Auch in dieser Frage sind die Union und Grünen eine Agnes-Marie und eine Strack-Zimmermann. Das Bündnis Sahra Wagenknecht könnte in dieser Frage indes auf keinen Fall mitziehen. Gegen einen Krieg mit Russland zu sein, ist einer der beiden Gründe, warum es zu dieser Partei überhaupt erst gekommen ist. Gelingt es Merz und Habeck, die alte Angst vor dem Russen zu schüren, wäre die Werteunion vielleicht mit dabei.
Wirtschaftspolitik
In keinem anderen Feld zeigt sich, wie blank die politische Klasse mittlerweile intellektuell ist.
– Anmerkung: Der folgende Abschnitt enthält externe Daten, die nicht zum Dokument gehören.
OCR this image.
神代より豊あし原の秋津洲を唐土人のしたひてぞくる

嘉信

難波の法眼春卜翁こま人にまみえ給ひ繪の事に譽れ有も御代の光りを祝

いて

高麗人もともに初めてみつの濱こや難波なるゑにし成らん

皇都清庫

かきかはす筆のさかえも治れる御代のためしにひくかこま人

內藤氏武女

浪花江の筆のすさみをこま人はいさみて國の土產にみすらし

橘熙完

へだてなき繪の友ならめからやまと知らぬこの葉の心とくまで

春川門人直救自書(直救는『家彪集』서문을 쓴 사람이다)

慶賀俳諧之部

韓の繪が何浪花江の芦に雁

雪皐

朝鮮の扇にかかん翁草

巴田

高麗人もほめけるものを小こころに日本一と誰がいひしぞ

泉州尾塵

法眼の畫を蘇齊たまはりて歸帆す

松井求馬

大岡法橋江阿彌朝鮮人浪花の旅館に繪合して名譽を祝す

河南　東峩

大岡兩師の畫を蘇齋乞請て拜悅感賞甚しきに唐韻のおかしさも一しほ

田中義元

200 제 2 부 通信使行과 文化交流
Zur Wirtschaftspolitik fallen ihr nur noch Lösungen ein, die längst gescheitert sind: Analphabeten ins Land lassen, um den Fachkräftemangel zu beheben. Beiträge erhöhen und Arbeit verteuern, um Rente, Pflege und Gesundheit noch irgendwie bezahlen zu können. Mit dem nächsten noch größeren Investitionspaket das erfolglose etwas kleinere Investitionspaket davor vergessen machen wollen. Und die Bürokratie abbauen – beziehungsweise viel mehr ihren Abbau fordern.
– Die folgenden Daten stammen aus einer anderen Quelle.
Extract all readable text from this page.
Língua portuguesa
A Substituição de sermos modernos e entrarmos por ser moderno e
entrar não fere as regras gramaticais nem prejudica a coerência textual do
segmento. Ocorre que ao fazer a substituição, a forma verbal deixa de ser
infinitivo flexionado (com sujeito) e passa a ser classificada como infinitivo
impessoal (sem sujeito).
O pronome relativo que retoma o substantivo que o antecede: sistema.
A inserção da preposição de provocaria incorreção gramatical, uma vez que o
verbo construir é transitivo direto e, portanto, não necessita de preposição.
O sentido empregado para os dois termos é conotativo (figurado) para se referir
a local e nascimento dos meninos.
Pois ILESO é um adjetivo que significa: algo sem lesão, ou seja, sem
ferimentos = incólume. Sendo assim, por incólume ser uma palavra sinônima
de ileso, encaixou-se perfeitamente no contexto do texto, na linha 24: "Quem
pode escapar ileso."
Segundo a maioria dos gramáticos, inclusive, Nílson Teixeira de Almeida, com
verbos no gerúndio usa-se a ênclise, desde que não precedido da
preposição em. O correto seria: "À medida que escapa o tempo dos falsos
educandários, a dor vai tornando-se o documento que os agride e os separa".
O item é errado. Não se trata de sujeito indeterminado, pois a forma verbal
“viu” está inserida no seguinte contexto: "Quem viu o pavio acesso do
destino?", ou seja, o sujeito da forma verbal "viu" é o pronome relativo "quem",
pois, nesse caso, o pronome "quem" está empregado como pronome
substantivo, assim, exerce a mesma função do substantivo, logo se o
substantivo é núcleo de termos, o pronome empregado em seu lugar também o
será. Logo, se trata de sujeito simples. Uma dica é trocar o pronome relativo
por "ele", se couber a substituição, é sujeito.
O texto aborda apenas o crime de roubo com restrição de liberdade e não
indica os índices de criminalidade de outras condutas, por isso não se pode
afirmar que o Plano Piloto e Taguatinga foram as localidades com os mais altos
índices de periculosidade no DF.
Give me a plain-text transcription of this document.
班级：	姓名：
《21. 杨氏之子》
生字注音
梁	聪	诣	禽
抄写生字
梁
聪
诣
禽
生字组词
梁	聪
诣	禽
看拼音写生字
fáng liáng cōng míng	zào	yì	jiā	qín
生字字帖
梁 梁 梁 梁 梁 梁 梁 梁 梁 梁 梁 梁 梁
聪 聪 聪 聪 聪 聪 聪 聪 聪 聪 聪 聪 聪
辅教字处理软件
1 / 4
Wie bürokratisch die Grünen denken, wissen die Deutschen spätestens seit Habecks Heizhammer. Doch von Abbau reden und Bürokratie aufbauen, kann die CDU auch. Das beweist Ursula von der Leyen jeden Tag in Brüssel: Die Glöckchen am Weihnachtsmann des Klimaschutzes wegen verbieten – aber gleichzeitig dafür sorgen, dass noch mit jedem Wasserkocher ein Heft voller Sicherheitshinweise mitgeliefert werden muss, das jedes Werk von Robert Musil oder Thomas Mann in den Schatten stellt. In dieser Art, sich selbst unbürokratisch zu lesen, aber tatsächlich höchst bürokratisch zu sein, schenken sich Union, Grüne, Werteunion und Bündnis Sahra Wagenknecht wenig.
Sozialpolitik
Der Sozialstaat ist in Deutschland ausgewuchert. Dafür hat spätestens die Erhöhung des Bürgergelds um 25 Prozent innerhalb eines Jahres gesorgt. Die hohen Kosten ersticken jeden Handlungsspielraum für Investitionen, machen Arbeit so teuer, dass der Standort Deutschland nicht mehr wettbewerbsfähig ist und sorgen dafür, dass es sich in einem Land mit einem Fachkräftemangel nicht rentiert, mehr, härter oder besser zu arbeiten, weil einem die Steuer jede Gehaltserhöhung wegfrisst und es sich im Bürgergeld angenehm leben lässt.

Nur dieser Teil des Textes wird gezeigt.